Opinião

Responsabilidade nas delações


Para preservar a credibilidade da ação judicial, é essencial cercar as delações premiadas de provas irrefutáveis. "Ouvir dizer" não pode ser a base acusações, como tem acontecido


  Por Aristóteles Drummond 18 de Maio de 2016 às 16:46

  | Jornalista


No momento em que o Brasil está empenhado no sucesso das investigações nascidas de trabalho da Polícia Federal, avanços em operações como a Lava-Jato se devem às delações premiadas. Mas é preciso preservar a credibilidade da ação judicial para impedir a impunidade. 

As delações são positivas; facilitam apurações, mas devem ser analisadas com muito critério. O uso e abuso políticos atentam contra a democracia e colocam em risco este positivo ato de passar a limpo a vida pública brasileira. 

Com mais de meio século de jornalismo independente, participando da política nacional desde a mocidade, conhecendo e convivendo com políticos das mais variadas tendências, seria indigna a omissão diante de um sentimento com base em convicção consolidada. 

Estranho a insistente obsessão de certos setores em envolver o senador Aécio Neves em malfeitos em Furnas, estando ele há mais de 12 anos na oposição. 

O diretor citado, Dimas Toledo, é funcionário de carreira na empresa, tendo chegado por mérito a diretor e, por fim, a presidente. É morador de condomínio de classe média na zona oeste. É mineiro, e como tal gosta de política. 

O filho Dimas Fabiano (PP-MG) foi vereador, deputado estadual e, hoje, deputado federal. 

Furnas atua em Minas, seu berço, natural que o senador e o ex-diretor se conheçam. E ponto final. Aécio foi oito anos governador de Minas, realizou impressionante obra e, se fosse de prevaricar, teria feito em seu Estado, o que nunca foi questionado pelo Tribunal de Contas, Assembleia Legislativa e o Judiciário estadual. Logo, tem razão o juiz que mandou reexaminar a denúncia leviana, na base “do ouvir dizer”.

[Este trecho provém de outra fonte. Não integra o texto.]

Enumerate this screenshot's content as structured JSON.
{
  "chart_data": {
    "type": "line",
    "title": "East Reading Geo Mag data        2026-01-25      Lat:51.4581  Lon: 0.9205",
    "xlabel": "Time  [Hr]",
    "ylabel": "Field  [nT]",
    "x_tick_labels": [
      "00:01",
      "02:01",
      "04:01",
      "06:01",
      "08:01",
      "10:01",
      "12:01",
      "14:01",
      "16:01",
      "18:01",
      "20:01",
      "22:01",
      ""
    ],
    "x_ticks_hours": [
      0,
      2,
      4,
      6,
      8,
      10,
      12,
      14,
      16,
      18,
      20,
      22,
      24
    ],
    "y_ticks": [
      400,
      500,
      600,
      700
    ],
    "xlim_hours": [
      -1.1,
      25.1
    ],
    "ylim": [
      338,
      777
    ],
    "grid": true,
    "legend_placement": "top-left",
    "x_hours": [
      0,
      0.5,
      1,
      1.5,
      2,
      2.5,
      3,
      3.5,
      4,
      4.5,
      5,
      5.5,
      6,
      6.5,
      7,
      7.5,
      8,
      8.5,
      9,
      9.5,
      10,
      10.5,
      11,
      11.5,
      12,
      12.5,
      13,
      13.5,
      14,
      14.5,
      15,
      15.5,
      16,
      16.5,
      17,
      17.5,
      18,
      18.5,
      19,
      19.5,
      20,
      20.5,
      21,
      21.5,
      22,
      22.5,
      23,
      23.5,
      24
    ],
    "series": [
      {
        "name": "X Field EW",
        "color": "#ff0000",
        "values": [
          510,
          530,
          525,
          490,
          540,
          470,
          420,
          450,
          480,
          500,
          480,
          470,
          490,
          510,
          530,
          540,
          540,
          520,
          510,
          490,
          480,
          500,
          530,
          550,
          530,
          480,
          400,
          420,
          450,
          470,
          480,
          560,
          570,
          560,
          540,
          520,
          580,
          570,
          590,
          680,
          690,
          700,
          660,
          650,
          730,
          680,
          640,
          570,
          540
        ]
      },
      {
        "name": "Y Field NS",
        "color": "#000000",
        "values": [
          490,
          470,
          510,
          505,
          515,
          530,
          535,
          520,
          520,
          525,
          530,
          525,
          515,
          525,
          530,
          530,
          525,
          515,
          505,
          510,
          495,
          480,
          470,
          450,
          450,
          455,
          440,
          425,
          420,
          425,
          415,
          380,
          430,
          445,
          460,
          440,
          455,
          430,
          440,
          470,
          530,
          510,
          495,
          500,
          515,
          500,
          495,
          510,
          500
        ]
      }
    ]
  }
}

Outro acusado por “ouvir dizer”, o ex-governador do Rio, Sergio Cabral é o arquiteto desta obra fantástica envolvendo o Estado, na capital onde montou a eleição e reeleição do prefeito Eduardo Paes. 

Além disso, atuou de maneira decisiva para eventos como a Copa de 2014 e Olimpíadas 2016. Hoje, sofre acusação com as contas aprovadas pelo Tribunal de Contas e a Assembleia. 

Deveria merecer as homenagens da sociedade que resgatou da decadência, inclusive ética e moral. Explora-se de forma grosseira um normal momento de descontração, em jantar com amigos, numa das suas viagens a serviço da causa 
fluminense. Curioso seria se tivesse obtido os eventos, os trens, sem sair do palácio.  

Parafraseando JK, Deus poupou-me o sentimento do medo, inclusive o de dizer – e escrever – o que tenho como verdade. Podem acreditar, tem muita coisa para ser apurada e culpados a ser punidos. Deixemos os realizadores em paz!